We're doing this ourselves, for ourselves, for each other. If we don't have all the answers yet, that's because the questions are enormous. We have been grappling with these questions for years: How can we create a society where we all have a fair shot at a good life? How is a million dollars a small sum for a few hundred thousand Americans but a staggering one for me?

The thrilling thing is that we're asking each other these questions right now, and we're listening to each other’s answers. At 6:30 a.m. the guards at District 7 cuffed us one to the next and loaded us back into the paddywagon to go to court. Delayed by a mix-up with our paperwork, one cop opened up the back and shot the breeze with us. He confessed himself an "asshole," but would let us speak for a minute before trying to shoot down our answers. Even if we couldn't convince him, we got to listen to each other. And at the end I asked the cop if he had any kids. He did, a 9-year-old girl. I asked him if she would be here with us if she was a little older. "I'm sure she would—the little rebel," he said before leading us into the small holding cell I would share with twenty-one other shackled prisoners for the next eight hours.

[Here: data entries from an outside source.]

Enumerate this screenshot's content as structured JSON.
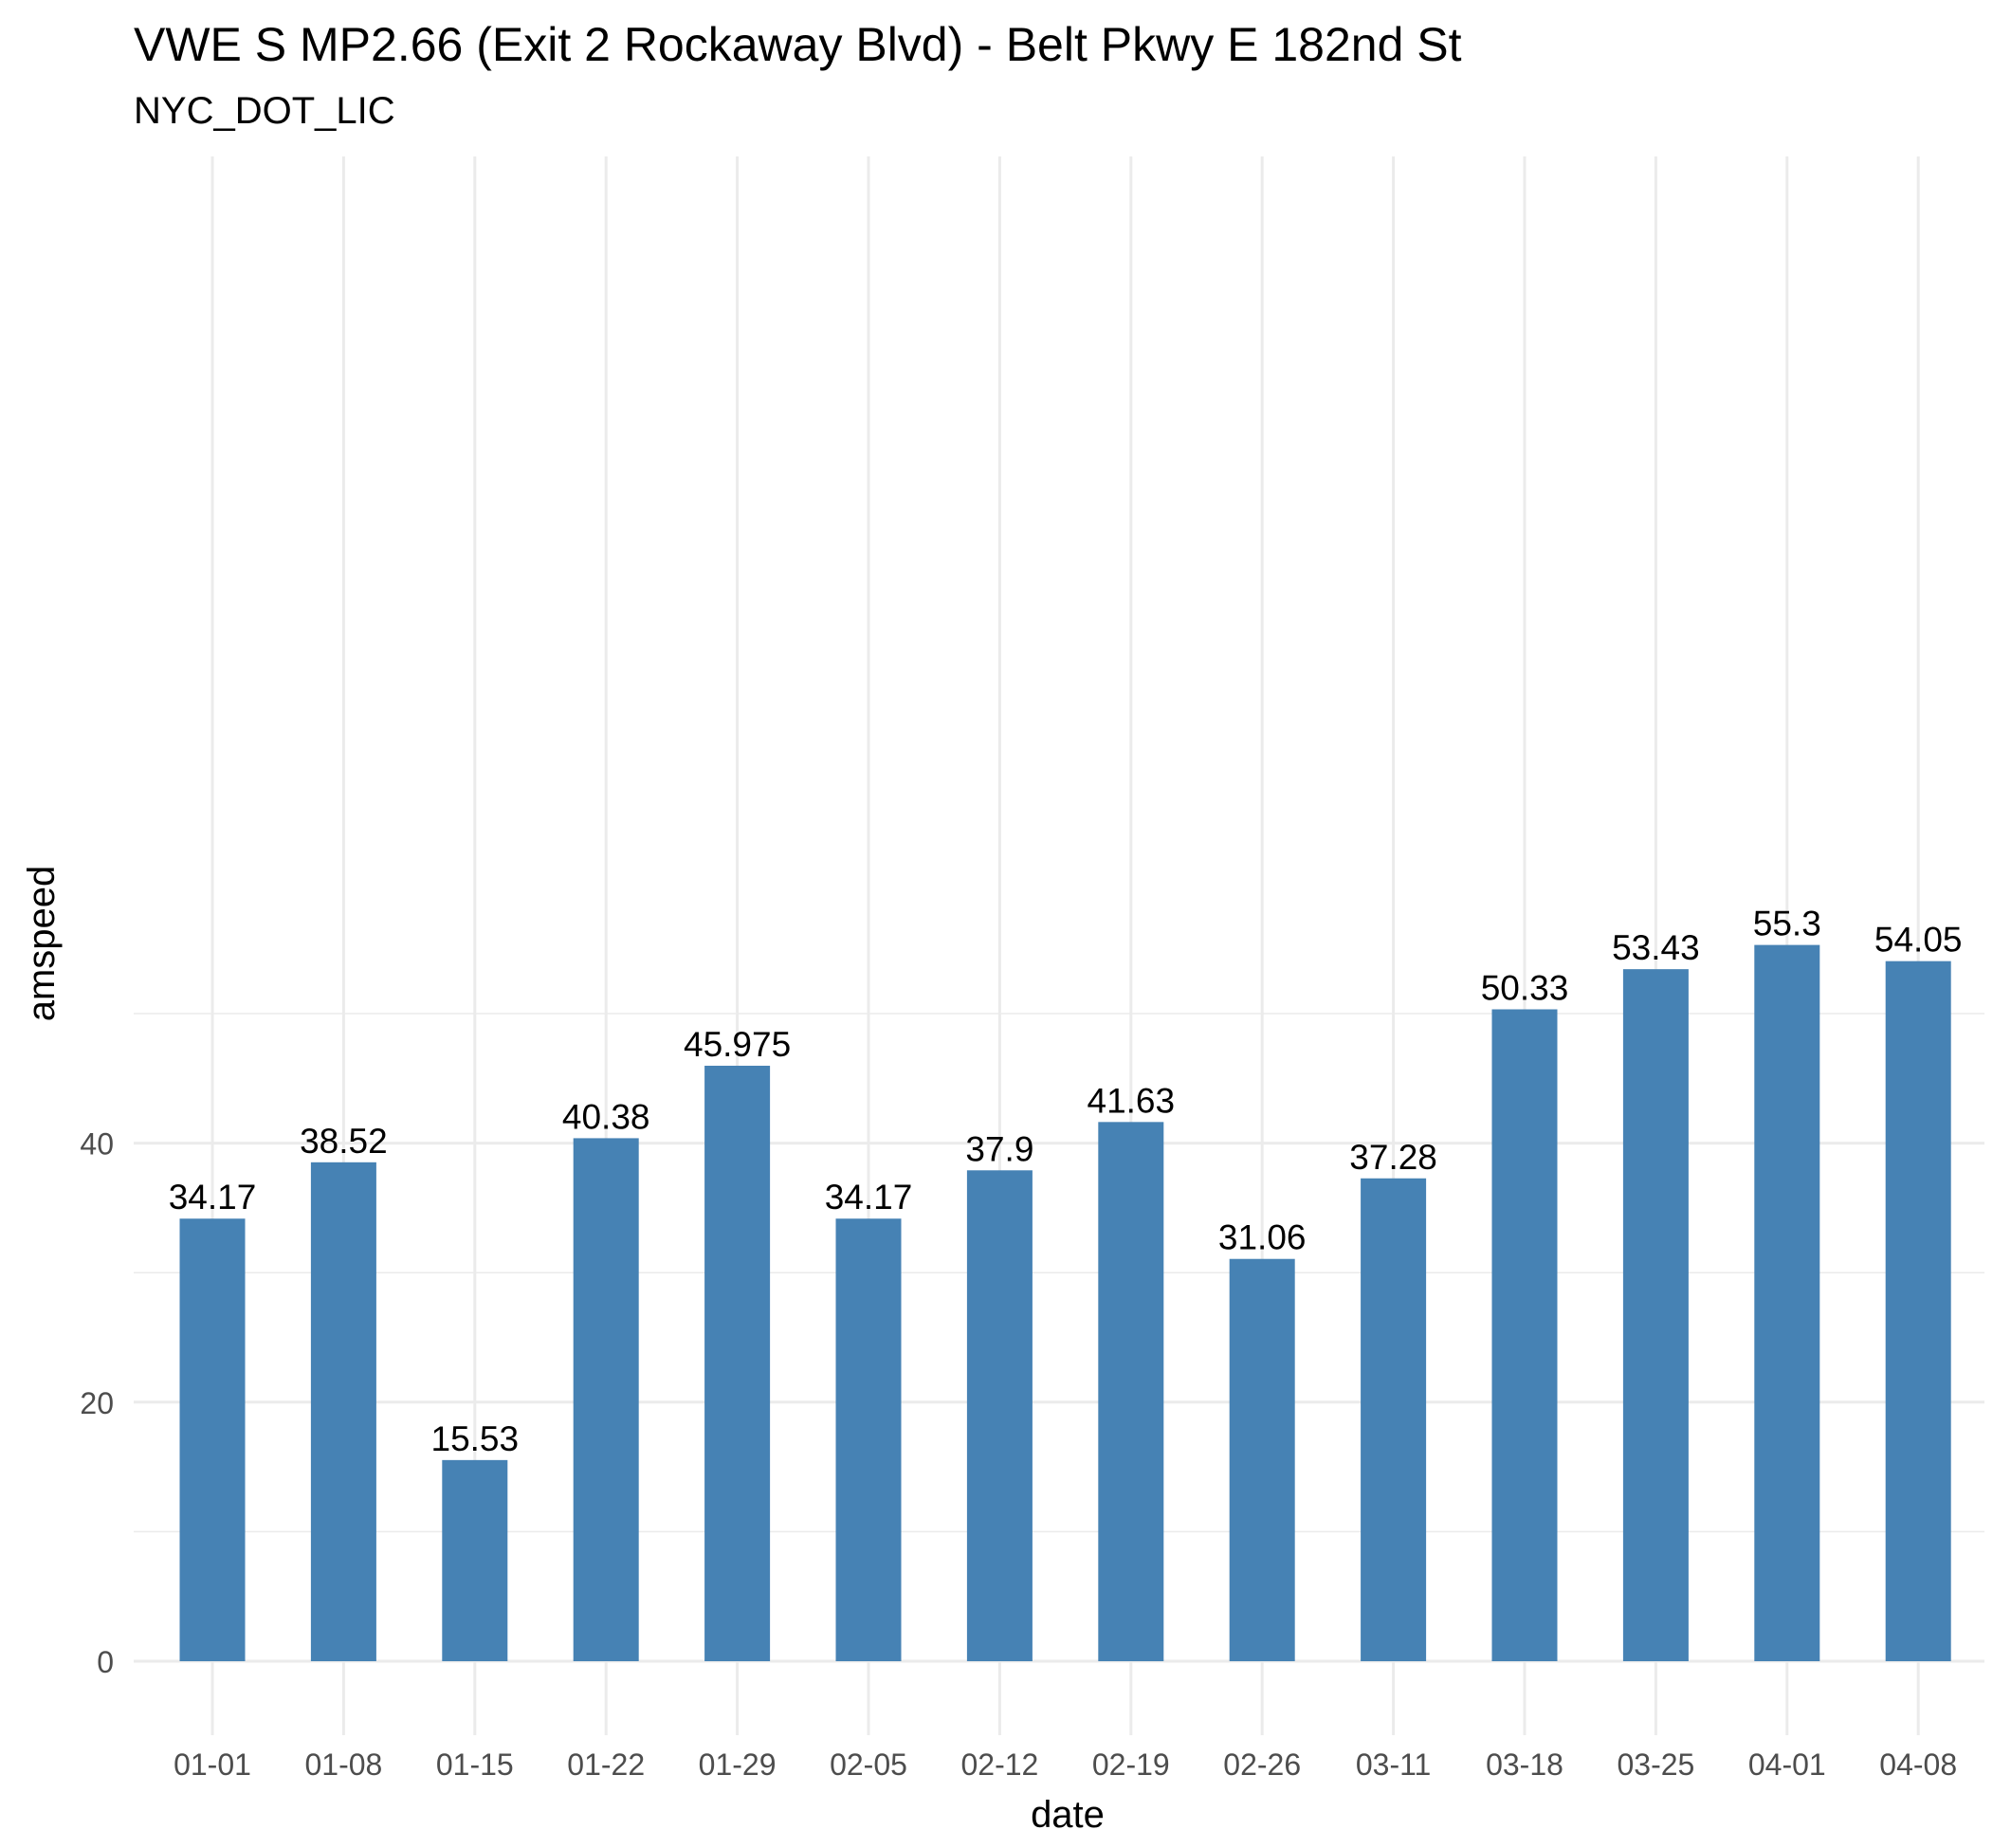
{
  "chart_data": {
    "type": "bar",
    "title": "VWE S MP2.66 (Exit 2 Rockaway Blvd) - Belt Pkwy E 182nd St",
    "subtitle": "NYC_DOT_LIC",
    "xlabel": "date",
    "ylabel": "amspeed",
    "categories": [
      "01-01",
      "01-08",
      "01-15",
      "01-22",
      "01-29",
      "02-05",
      "02-12",
      "02-19",
      "02-26",
      "03-11",
      "03-18",
      "03-25",
      "04-01",
      "04-08"
    ],
    "values": [
      34.17,
      38.52,
      15.53,
      40.38,
      45.975,
      34.17,
      37.9,
      41.63,
      31.06,
      37.28,
      50.33,
      53.43,
      55.3,
      54.05
    ],
    "value_labels": [
      "34.17",
      "38.52",
      "15.53",
      "40.38",
      "45.975",
      "34.17",
      "37.9",
      "41.63",
      "31.06",
      "37.28",
      "50.33",
      "53.43",
      "55.3",
      "54.05"
    ],
    "y_ticks": [
      "0",
      "20",
      "40"
    ],
    "ylim": [
      0,
      58
    ],
    "grid": true,
    "legend": "none",
    "bar_color": "#4682B4",
    "grid_color": "#EBEBEB",
    "tick_label_color": "#4D4D4D"
  }
}
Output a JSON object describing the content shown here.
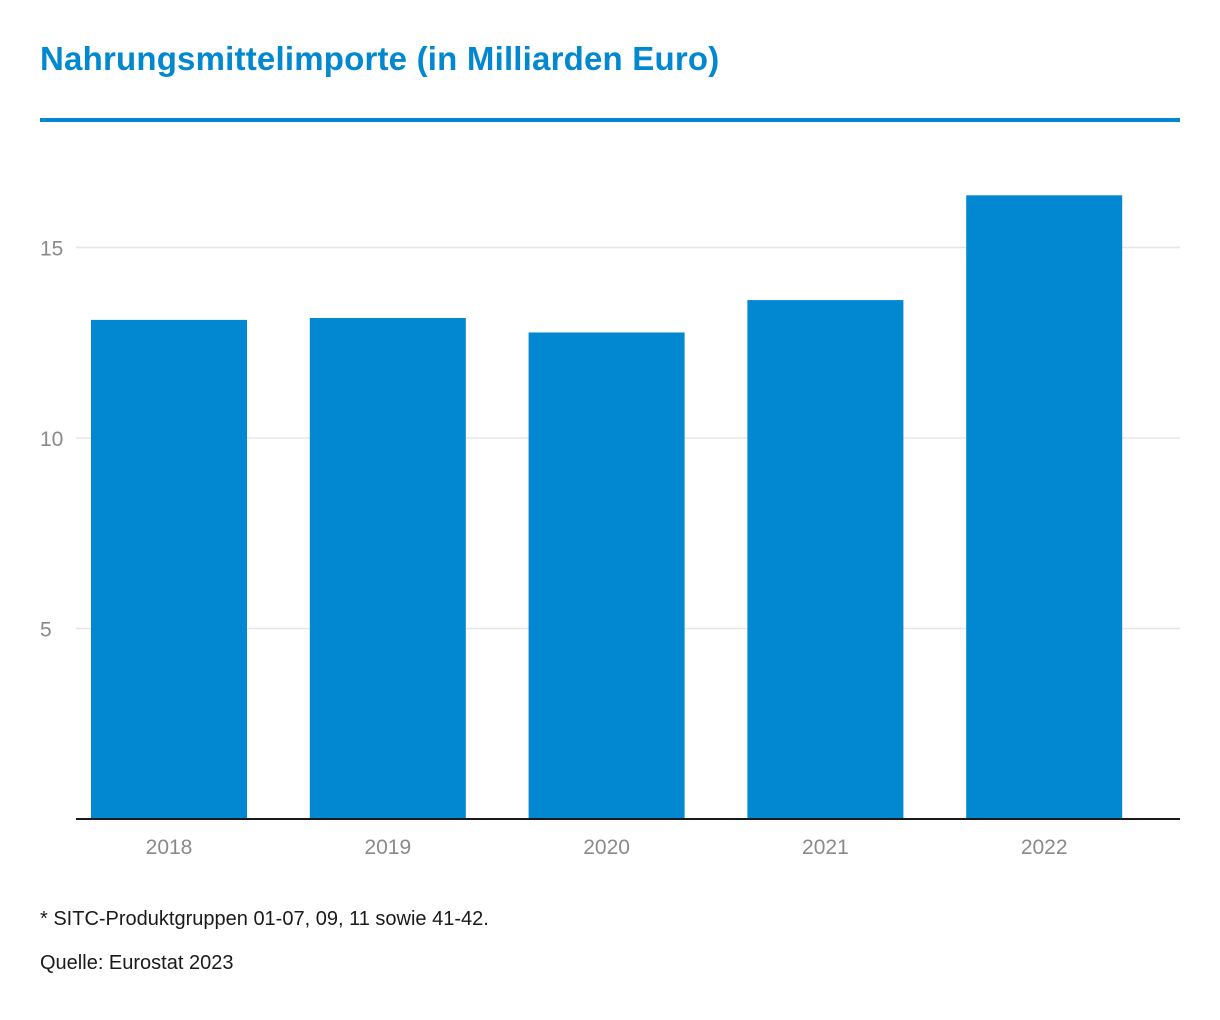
{
  "chart_data": {
    "type": "bar",
    "title": "Nahrungsmittelimporte (in Milliarden Euro)",
    "categories": [
      "2018",
      "2019",
      "2020",
      "2021",
      "2022"
    ],
    "values": [
      13.1,
      13.15,
      12.77,
      13.62,
      16.37
    ],
    "xlabel": "",
    "ylabel": "",
    "ylim": [
      0,
      17.5
    ],
    "yticks": [
      5,
      10,
      15
    ],
    "grid": true,
    "legend": "none",
    "bar_color": "#0288d1",
    "title_color": "#0288d1",
    "grid_color": "#e6e6e6",
    "tick_label_color": "#8a8a8a"
  },
  "footnotes": {
    "note": "* SITC-Produktgruppen 01-07, 09, 11 sowie 41-42.",
    "source": "Quelle: Eurostat 2023"
  }
}
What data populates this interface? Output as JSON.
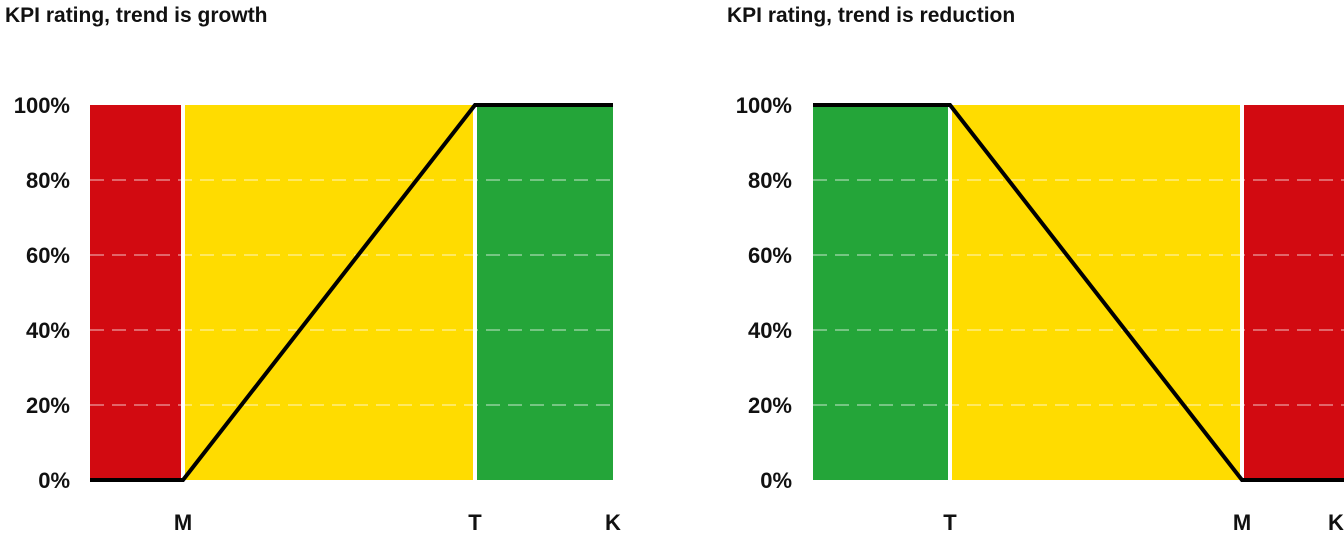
{
  "chart_data": [
    {
      "type": "area",
      "title": "KPI rating, trend is growth",
      "x_ticks": [
        "M",
        "T",
        "K"
      ],
      "y_ticks": [
        "0%",
        "20%",
        "40%",
        "60%",
        "80%",
        "100%"
      ],
      "ylim": [
        0,
        100
      ],
      "grid": true,
      "zones": [
        {
          "from": "start",
          "to": "M",
          "color": "#d20a11"
        },
        {
          "from": "M",
          "to": "T",
          "color": "#ffdc00"
        },
        {
          "from": "T",
          "to": "K",
          "color": "#24a539"
        }
      ],
      "line": {
        "color": "#000000",
        "points": [
          {
            "x": "start",
            "y": 0
          },
          {
            "x": "M",
            "y": 0
          },
          {
            "x": "T",
            "y": 100
          },
          {
            "x": "K",
            "y": 100
          }
        ]
      }
    },
    {
      "type": "area",
      "title": "KPI rating, trend is reduction",
      "x_ticks": [
        "T",
        "M",
        "K"
      ],
      "y_ticks": [
        "0%",
        "20%",
        "40%",
        "60%",
        "80%",
        "100%"
      ],
      "ylim": [
        0,
        100
      ],
      "grid": true,
      "zones": [
        {
          "from": "start",
          "to": "T",
          "color": "#24a539"
        },
        {
          "from": "T",
          "to": "M",
          "color": "#ffdc00"
        },
        {
          "from": "M",
          "to": "K",
          "color": "#d20a11"
        }
      ],
      "line": {
        "color": "#000000",
        "points": [
          {
            "x": "start",
            "y": 100
          },
          {
            "x": "T",
            "y": 100
          },
          {
            "x": "M",
            "y": 0
          },
          {
            "x": "K",
            "y": 0
          }
        ]
      }
    }
  ]
}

The cop's daughter isn't out holding signs and being arrested with us, but we're fighting for her future just as much as we're fighting for mine and, yes, yours. If we don't hang together we will surely be hanged separately, not by the hangman’s noose but by hunger on America's streets or Africa's, by war in a foreign land or your doorstep, by another killer hurricane or new-born desert or infernal wildfire. We've got a start, but this movement needs to keep building. We are the 99 percent. This is our country, our planet, our future.

When I was released around four o'clock, not having eaten or seen the sun in twenty hours, having grown accustomed to the hobbling gait of the shackled, having accepted a plea-bargain that lessened my charges to a civil one, assembly without a permit, and a $50 fine, a small group of Occupiers let up a cheer and handed me water and a banana.

We're listening to each other, talking to each other, finding common ground and new friends, standing together and demanding the fair shot at life that our elected officials have promised us but our votes haven’t gotten us. We won't go away, even if mayors who cannot tolerate civil disobedience send their sworn officers against us. I hope you'll join us.

Jasper N. Henderson ’12 is a Slavic languages and literatures concentrator in Dudley House.